And the other thing that happens when Jesus comes to the disciples is that we see that the stories of our bodies – precious, divine image-bearing, and suffering – do not end here, on this earth. Because we know that our hope is an eternal one. There is hope that these bodies that are broken may still rejoice. But until we reach that eternal hope, while we still walk as yet by faith in these broken and imperfect bodies, in a swirl of intangible emotions, we can rejoice that our Savior knows all about that, and cares about it, enough to come to us in our mess of thoughts and emotions when we cannot always find a foot to stand on, and say, “Touch me and see.” He grounds us, and brings us back to what is concrete, offering us a physical hand to hold – water to wash, bread and fish to eat, a community of faith. Ours is an embodied faith, lived in a community of bodies, centered around the hearing of the life-giving Word.

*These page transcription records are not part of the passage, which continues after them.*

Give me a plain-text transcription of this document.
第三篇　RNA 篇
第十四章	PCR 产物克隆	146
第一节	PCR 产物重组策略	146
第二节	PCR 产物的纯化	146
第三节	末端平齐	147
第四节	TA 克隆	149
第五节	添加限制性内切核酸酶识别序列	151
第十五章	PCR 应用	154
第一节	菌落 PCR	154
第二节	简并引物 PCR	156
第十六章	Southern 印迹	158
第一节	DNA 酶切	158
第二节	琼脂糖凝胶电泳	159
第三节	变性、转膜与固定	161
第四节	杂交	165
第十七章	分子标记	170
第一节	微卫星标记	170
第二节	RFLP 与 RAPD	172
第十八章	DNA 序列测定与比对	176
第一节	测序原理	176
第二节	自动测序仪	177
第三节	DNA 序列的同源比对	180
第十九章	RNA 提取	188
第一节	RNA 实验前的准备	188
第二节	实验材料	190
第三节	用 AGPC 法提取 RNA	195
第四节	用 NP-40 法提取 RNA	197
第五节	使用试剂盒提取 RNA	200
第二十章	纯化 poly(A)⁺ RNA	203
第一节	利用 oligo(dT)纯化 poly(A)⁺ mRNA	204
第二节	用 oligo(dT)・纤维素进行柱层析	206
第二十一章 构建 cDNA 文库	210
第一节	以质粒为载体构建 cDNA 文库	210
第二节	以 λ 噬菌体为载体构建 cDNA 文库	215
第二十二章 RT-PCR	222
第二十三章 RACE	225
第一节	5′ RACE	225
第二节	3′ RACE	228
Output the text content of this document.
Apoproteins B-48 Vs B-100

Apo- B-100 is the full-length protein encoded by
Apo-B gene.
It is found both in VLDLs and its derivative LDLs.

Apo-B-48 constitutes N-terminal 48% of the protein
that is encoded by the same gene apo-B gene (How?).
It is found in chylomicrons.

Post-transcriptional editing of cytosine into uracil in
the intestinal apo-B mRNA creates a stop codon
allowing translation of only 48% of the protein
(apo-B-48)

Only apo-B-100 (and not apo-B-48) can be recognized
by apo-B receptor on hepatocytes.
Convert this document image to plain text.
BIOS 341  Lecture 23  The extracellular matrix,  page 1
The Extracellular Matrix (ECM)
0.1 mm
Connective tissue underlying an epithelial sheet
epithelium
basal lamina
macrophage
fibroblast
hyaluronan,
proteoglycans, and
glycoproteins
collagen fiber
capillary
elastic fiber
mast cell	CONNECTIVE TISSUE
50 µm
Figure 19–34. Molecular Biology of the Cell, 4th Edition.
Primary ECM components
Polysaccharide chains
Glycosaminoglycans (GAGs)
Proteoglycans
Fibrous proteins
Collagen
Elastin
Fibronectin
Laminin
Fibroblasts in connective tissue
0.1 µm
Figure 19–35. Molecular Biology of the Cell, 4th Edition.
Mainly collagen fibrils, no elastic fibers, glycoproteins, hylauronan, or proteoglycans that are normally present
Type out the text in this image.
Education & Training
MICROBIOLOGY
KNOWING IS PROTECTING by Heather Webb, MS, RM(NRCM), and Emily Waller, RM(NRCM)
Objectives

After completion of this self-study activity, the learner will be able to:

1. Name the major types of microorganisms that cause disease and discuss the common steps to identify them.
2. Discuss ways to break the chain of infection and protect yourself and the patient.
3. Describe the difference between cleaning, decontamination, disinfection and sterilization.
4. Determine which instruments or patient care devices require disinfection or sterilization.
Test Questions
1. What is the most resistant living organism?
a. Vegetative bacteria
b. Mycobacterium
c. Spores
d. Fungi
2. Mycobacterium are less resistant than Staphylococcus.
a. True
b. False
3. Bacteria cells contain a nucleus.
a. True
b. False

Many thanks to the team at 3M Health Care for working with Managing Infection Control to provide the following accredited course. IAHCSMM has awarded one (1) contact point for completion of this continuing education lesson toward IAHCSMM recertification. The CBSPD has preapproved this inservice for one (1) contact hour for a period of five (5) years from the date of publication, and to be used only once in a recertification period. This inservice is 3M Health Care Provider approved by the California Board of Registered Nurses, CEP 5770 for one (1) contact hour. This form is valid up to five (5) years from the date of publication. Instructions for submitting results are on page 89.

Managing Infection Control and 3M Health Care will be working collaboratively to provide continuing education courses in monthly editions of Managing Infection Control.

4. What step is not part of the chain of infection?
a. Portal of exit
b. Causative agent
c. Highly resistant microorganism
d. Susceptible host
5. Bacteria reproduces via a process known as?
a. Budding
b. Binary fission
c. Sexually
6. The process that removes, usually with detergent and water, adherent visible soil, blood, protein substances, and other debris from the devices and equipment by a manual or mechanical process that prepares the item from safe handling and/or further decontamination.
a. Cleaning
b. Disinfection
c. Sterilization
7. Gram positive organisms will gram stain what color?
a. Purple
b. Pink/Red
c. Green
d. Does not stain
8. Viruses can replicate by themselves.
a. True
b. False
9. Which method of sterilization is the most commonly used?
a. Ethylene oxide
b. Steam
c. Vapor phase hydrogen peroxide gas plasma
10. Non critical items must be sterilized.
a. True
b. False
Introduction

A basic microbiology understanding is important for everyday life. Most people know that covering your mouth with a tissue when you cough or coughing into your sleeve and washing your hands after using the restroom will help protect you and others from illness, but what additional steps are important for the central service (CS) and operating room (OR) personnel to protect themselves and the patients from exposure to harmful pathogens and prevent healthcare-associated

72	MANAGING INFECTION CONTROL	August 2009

I am so excited in a couple of weeks to begin worshiping with you physically again, in small groups at first, but hopefully increasing numbers as weeks go by. I can’t wait to share with you the sacrament once again, to share that physical gift of grace, to take Christ’s body into ours. Until then, we continue to pray. Beginning this week, we will be including a prayer each week about our longing for this gift of Christ’s body, in preparation for us to receive it soon. Until then, we can continue to revel in find God’s grace in the nourishing Word, in the community however it can gather, in water reminding us of baptism, and in the assurance of God’s love and care for us, swirling emotions, broken bodies, and all.

Let us pray… Incarnate God, when we are a swirl of thoughts and emotions, give us something to hold onto. We thank you for being bodily present with us, and for caring about both our spiritual and physical brokenness, and we thank you especially for your promise to restore us. In the name of Risen Christ. Amen.